Schroeder: One point of emphasis that has been problematic for many filers is to understand what a comprehensive risk-based approach means. They should start with that understanding along with a logical definition of how they define controls that are relevant and meaningful for Sarbanes-Oxley purposes. They should also look at how they established those controls, conducted the tests of controls, compiled supporting evidence, and documented their overall conclusions. If the external auditor is to rely on management's assessment, the logic associated with that assessment needs to be transparent and obvious. Any tests and results that they concluded would be replicable by the auditors. If management follows a risk-based approach, conducting and documenting their test accordingly, then the external auditor may be able to rely on the tests conducted by management. That, in turn, will affect the external auditors' substantive test plans and make the audit activity much more efficient than it would be otherwise.

Editor: Do you recommend educational programs for employees?

Schroeder: Exposures and vulnerabilities can arise throughout a company now that everyone is networked in - with email and Internet access. The responsibility for effective security really is incumbent on every employee in the company. In a lot of cases the understanding of the controls and how to test them and their relevancy, even from a technology perspective, may not be obvious to even the IT management personnel. Delivering that service and managing the technology require a knowledge of what the controls are and how to ensure that they are operating effectively.

Smith: Education is very important. Everyone in the company should understand what internal controls are as well as the tone of the organization. People within a company need to have the ability to push back, suggest additional controls and question things that are going on.
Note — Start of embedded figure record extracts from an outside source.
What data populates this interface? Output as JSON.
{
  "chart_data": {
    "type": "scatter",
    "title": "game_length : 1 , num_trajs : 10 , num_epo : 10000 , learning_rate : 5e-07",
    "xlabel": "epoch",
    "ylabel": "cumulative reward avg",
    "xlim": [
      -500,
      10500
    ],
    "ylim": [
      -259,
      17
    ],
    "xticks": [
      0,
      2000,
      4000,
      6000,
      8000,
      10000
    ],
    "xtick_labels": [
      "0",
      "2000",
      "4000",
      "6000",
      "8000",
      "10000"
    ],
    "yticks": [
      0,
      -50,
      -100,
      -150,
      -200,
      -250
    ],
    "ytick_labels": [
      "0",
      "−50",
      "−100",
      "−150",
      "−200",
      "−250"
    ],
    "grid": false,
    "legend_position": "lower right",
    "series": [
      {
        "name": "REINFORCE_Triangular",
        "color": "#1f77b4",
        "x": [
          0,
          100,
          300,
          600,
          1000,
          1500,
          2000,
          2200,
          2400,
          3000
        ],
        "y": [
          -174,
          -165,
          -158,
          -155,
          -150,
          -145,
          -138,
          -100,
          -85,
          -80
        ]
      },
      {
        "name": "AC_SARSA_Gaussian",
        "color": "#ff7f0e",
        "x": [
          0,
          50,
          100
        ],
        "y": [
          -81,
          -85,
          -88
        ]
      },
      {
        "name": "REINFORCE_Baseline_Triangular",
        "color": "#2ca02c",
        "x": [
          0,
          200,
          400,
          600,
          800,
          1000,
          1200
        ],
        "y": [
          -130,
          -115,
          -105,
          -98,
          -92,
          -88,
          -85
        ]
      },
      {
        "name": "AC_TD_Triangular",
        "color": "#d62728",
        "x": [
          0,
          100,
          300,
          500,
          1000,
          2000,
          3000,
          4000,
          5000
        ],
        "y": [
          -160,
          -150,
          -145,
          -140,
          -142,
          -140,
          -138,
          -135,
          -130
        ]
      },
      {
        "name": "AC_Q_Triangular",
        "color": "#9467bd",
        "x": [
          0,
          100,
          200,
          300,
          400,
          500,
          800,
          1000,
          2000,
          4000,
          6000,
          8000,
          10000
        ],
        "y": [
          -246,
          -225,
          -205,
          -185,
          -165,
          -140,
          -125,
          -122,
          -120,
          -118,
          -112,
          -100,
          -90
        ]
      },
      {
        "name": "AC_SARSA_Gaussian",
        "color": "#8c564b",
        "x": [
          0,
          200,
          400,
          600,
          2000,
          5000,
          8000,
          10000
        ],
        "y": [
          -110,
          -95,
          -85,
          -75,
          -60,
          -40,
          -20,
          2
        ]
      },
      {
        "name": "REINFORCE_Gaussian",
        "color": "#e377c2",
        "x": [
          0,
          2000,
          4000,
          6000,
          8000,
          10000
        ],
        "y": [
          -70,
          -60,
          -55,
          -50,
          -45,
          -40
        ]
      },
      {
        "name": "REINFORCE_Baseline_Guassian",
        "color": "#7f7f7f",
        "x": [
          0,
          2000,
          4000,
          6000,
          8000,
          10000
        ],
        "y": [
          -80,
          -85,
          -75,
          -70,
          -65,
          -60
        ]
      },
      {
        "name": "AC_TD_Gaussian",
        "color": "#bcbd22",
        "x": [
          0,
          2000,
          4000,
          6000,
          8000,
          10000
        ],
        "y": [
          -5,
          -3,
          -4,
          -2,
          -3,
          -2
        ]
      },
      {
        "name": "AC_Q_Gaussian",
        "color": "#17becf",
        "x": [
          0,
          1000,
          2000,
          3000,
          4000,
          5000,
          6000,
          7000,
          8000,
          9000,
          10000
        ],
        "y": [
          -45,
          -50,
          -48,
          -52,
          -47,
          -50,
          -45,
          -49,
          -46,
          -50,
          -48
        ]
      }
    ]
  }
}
With the help of training, each business process owner will understand what those controls are and be ready to implement them.
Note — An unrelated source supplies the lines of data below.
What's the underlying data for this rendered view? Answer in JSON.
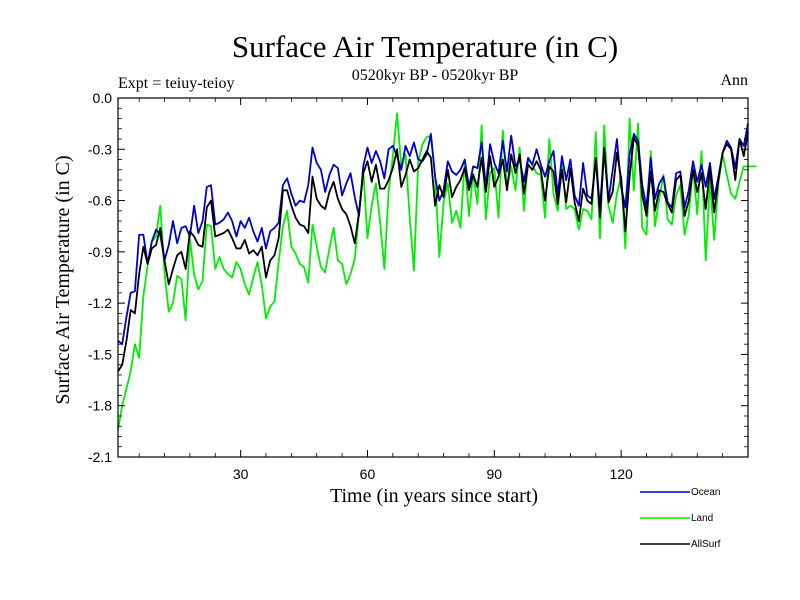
{
  "chart_data": {
    "type": "line",
    "title": "Surface Air Temperature (in C)",
    "subtitle": "0520kyr BP - 0520kyr BP",
    "left_note": "Expt = teiuy-teioy",
    "right_note": "Ann",
    "xlabel": "Time (in years since start)",
    "ylabel": "Surface Air Temperature (in C)",
    "xlim": [
      1,
      150
    ],
    "ylim": [
      -2.1,
      0.0
    ],
    "xticks": [
      30,
      60,
      90,
      120
    ],
    "yticks": [
      0.0,
      -0.3,
      -0.6,
      -0.9,
      -1.2,
      -1.5,
      -1.8,
      -2.1
    ],
    "ytick_labels": [
      "0.0",
      "-0.3",
      "-0.6",
      "-0.9",
      "-1.2",
      "-1.5",
      "-1.8",
      "-2.1"
    ],
    "legend_position": "bottom-right",
    "series": [
      {
        "name": "Ocean",
        "color": "#0000cc",
        "values": [
          -1.42,
          -1.44,
          -1.28,
          -1.14,
          -1.13,
          -0.8,
          -0.8,
          -0.97,
          -0.84,
          -0.77,
          -0.8,
          -0.95,
          -0.86,
          -0.72,
          -0.85,
          -0.76,
          -0.75,
          -0.81,
          -0.63,
          -0.79,
          -0.72,
          -0.52,
          -0.51,
          -0.74,
          -0.73,
          -0.71,
          -0.67,
          -0.72,
          -0.81,
          -0.72,
          -0.76,
          -0.7,
          -0.78,
          -0.84,
          -0.76,
          -0.88,
          -0.78,
          -0.76,
          -0.73,
          -0.51,
          -0.47,
          -0.56,
          -0.63,
          -0.6,
          -0.61,
          -0.51,
          -0.29,
          -0.38,
          -0.42,
          -0.55,
          -0.45,
          -0.39,
          -0.41,
          -0.57,
          -0.5,
          -0.44,
          -0.58,
          -0.69,
          -0.4,
          -0.29,
          -0.38,
          -0.31,
          -0.37,
          -0.47,
          -0.3,
          -0.28,
          -0.34,
          -0.42,
          -0.28,
          -0.34,
          -0.26,
          -0.36,
          -0.37,
          -0.33,
          -0.21,
          -0.46,
          -0.6,
          -0.54,
          -0.37,
          -0.43,
          -0.45,
          -0.42,
          -0.36,
          -0.52,
          -0.4,
          -0.41,
          -0.26,
          -0.52,
          -0.27,
          -0.38,
          -0.44,
          -0.25,
          -0.43,
          -0.22,
          -0.4,
          -0.36,
          -0.49,
          -0.35,
          -0.39,
          -0.3,
          -0.39,
          -0.46,
          -0.37,
          -0.31,
          -0.57,
          -0.34,
          -0.48,
          -0.36,
          -0.57,
          -0.63,
          -0.38,
          -0.57,
          -0.59,
          -0.36,
          -0.64,
          -0.29,
          -0.6,
          -0.42,
          -0.24,
          -0.52,
          -0.64,
          -0.33,
          -0.21,
          -0.25,
          -0.51,
          -0.64,
          -0.35,
          -0.59,
          -0.5,
          -0.46,
          -0.61,
          -0.64,
          -0.44,
          -0.43,
          -0.64,
          -0.54,
          -0.37,
          -0.49,
          -0.39,
          -0.52,
          -0.38,
          -0.59,
          -0.46,
          -0.32,
          -0.25,
          -0.29,
          -0.41,
          -0.24,
          -0.28,
          -0.15
        ]
      },
      {
        "name": "Land",
        "color": "#00ee00",
        "values": [
          -1.94,
          -1.8,
          -1.7,
          -1.6,
          -1.44,
          -1.52,
          -1.16,
          -0.98,
          -0.84,
          -0.81,
          -0.63,
          -1.02,
          -1.25,
          -1.2,
          -1.04,
          -1.06,
          -1.3,
          -0.82,
          -1.03,
          -1.12,
          -1.07,
          -0.74,
          -0.75,
          -1.0,
          -0.93,
          -1.0,
          -1.03,
          -1.05,
          -0.96,
          -1.0,
          -1.09,
          -1.15,
          -1.05,
          -0.96,
          -1.09,
          -1.29,
          -1.22,
          -1.19,
          -0.96,
          -0.75,
          -0.66,
          -0.87,
          -0.91,
          -0.97,
          -0.99,
          -1.08,
          -0.74,
          -0.87,
          -0.99,
          -1.02,
          -0.88,
          -0.76,
          -0.95,
          -0.97,
          -1.09,
          -1.03,
          -0.94,
          -0.68,
          -0.42,
          -0.82,
          -0.63,
          -0.5,
          -0.73,
          -1.0,
          -0.55,
          -0.34,
          -0.09,
          -0.4,
          -0.33,
          -0.7,
          -1.01,
          -0.38,
          -0.27,
          -0.23,
          -0.22,
          -0.46,
          -0.93,
          -0.61,
          -0.5,
          -0.73,
          -0.66,
          -0.76,
          -0.37,
          -0.69,
          -0.44,
          -0.62,
          -0.16,
          -0.71,
          -0.44,
          -0.41,
          -0.7,
          -0.19,
          -0.53,
          -0.4,
          -0.54,
          -0.29,
          -0.66,
          -0.36,
          -0.39,
          -0.44,
          -0.45,
          -0.7,
          -0.24,
          -0.56,
          -0.66,
          -0.38,
          -0.65,
          -0.63,
          -0.65,
          -0.77,
          -0.65,
          -0.66,
          -0.71,
          -0.2,
          -0.82,
          -0.16,
          -0.63,
          -0.73,
          -0.56,
          -0.46,
          -0.88,
          -0.12,
          -0.54,
          -0.15,
          -0.76,
          -0.8,
          -0.31,
          -0.75,
          -0.59,
          -0.45,
          -0.71,
          -0.74,
          -0.57,
          -0.51,
          -0.8,
          -0.68,
          -0.41,
          -0.68,
          -0.31,
          -0.95,
          -0.48,
          -0.83,
          -0.5,
          -0.33,
          -0.45,
          -0.56,
          -0.59,
          -0.49,
          -0.4,
          -0.4,
          -0.4,
          -0.4
        ]
      },
      {
        "name": "AllSurf",
        "color": "#000000",
        "values": [
          -1.6,
          -1.56,
          -1.42,
          -1.24,
          -1.26,
          -1.03,
          -0.87,
          -0.97,
          -0.88,
          -0.86,
          -0.76,
          -0.95,
          -1.09,
          -1.0,
          -0.92,
          -0.9,
          -1.0,
          -0.78,
          -0.81,
          -0.86,
          -0.87,
          -0.64,
          -0.6,
          -0.81,
          -0.8,
          -0.79,
          -0.77,
          -0.82,
          -0.88,
          -0.88,
          -0.83,
          -0.91,
          -0.89,
          -0.92,
          -0.87,
          -1.05,
          -0.95,
          -0.92,
          -0.82,
          -0.54,
          -0.54,
          -0.63,
          -0.7,
          -0.74,
          -0.75,
          -0.79,
          -0.46,
          -0.59,
          -0.63,
          -0.65,
          -0.55,
          -0.49,
          -0.59,
          -0.65,
          -0.68,
          -0.75,
          -0.85,
          -0.67,
          -0.44,
          -0.37,
          -0.49,
          -0.39,
          -0.53,
          -0.53,
          -0.48,
          -0.41,
          -0.3,
          -0.52,
          -0.45,
          -0.36,
          -0.43,
          -0.41,
          -0.36,
          -0.31,
          -0.35,
          -0.63,
          -0.51,
          -0.58,
          -0.42,
          -0.58,
          -0.52,
          -0.48,
          -0.41,
          -0.54,
          -0.45,
          -0.52,
          -0.35,
          -0.55,
          -0.34,
          -0.52,
          -0.46,
          -0.36,
          -0.54,
          -0.33,
          -0.44,
          -0.33,
          -0.56,
          -0.39,
          -0.42,
          -0.37,
          -0.42,
          -0.6,
          -0.4,
          -0.43,
          -0.62,
          -0.42,
          -0.61,
          -0.41,
          -0.61,
          -0.72,
          -0.53,
          -0.6,
          -0.62,
          -0.35,
          -0.7,
          -0.3,
          -0.61,
          -0.55,
          -0.32,
          -0.47,
          -0.78,
          -0.46,
          -0.23,
          -0.28,
          -0.57,
          -0.69,
          -0.43,
          -0.66,
          -0.54,
          -0.55,
          -0.62,
          -0.67,
          -0.48,
          -0.45,
          -0.69,
          -0.6,
          -0.42,
          -0.55,
          -0.44,
          -0.65,
          -0.41,
          -0.67,
          -0.48,
          -0.32,
          -0.27,
          -0.3,
          -0.48,
          -0.24,
          -0.34,
          -0.2
        ]
      }
    ]
  }
}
Valaitis: Training throughout an organization is a must. For example, regarding 302 certifications process owners often have to sign sub-certifications, agreeing that internal controls are being observed.

Editor: Does the firm often play the role of reviewing a company's control systems preliminarily to the audit done by the primary audit firm for purposes of SEC reporting?

Smith: Yes. Management is requiring that there be preliminary audits and tests of internal controls to give the companies a chance to remediate any potential issues that arise. Preliminary audits are on the rise.

Editor: Would you comment on the interplay between compliance and good governance?

Valaitis: Amper Risk Advisors' core philosophy incorporates the three concepts of governance, risk and compliance. There is definitely a convergence occurring in the marketplace. While they will not converge into one concept or function, there is a closer interplay among all three as a requirement going forward. Anecdotally, I was at a recent compliance conference designed originally for finance executives where nearly 50 percent of the attendees were general counsel. It is apparent that the issues relating to appropriate governance and compliance and risk impact all areas of the organization, requiring a higher level of communication and cooperation than has historically been true. When people talk about the ROI of Sarbanes-Oxley, one of the eventual returns on investment could be as a direct result of the increased levels of communication and cooperation throughout the firm as these three areas of responsibility start to converge. Everyone has part of the responsibility for understanding the controls environment and potential risks,

Schroeder: Governance and compliance are not mutually exclusive. In many respects if we look back at how we structured organization processes and technologies, both can be achieved simultaneously. The leverage resulting can drive more efficiency.

Editor: How do you view the prospects for new demand for counseling services?

Smith: We see a large requirement for a second accounting/consulting firm that assists the mid-level and small companies in completing their filings and complying with internal controls. Firms like ours have a great opportunity to provide that service to these companies.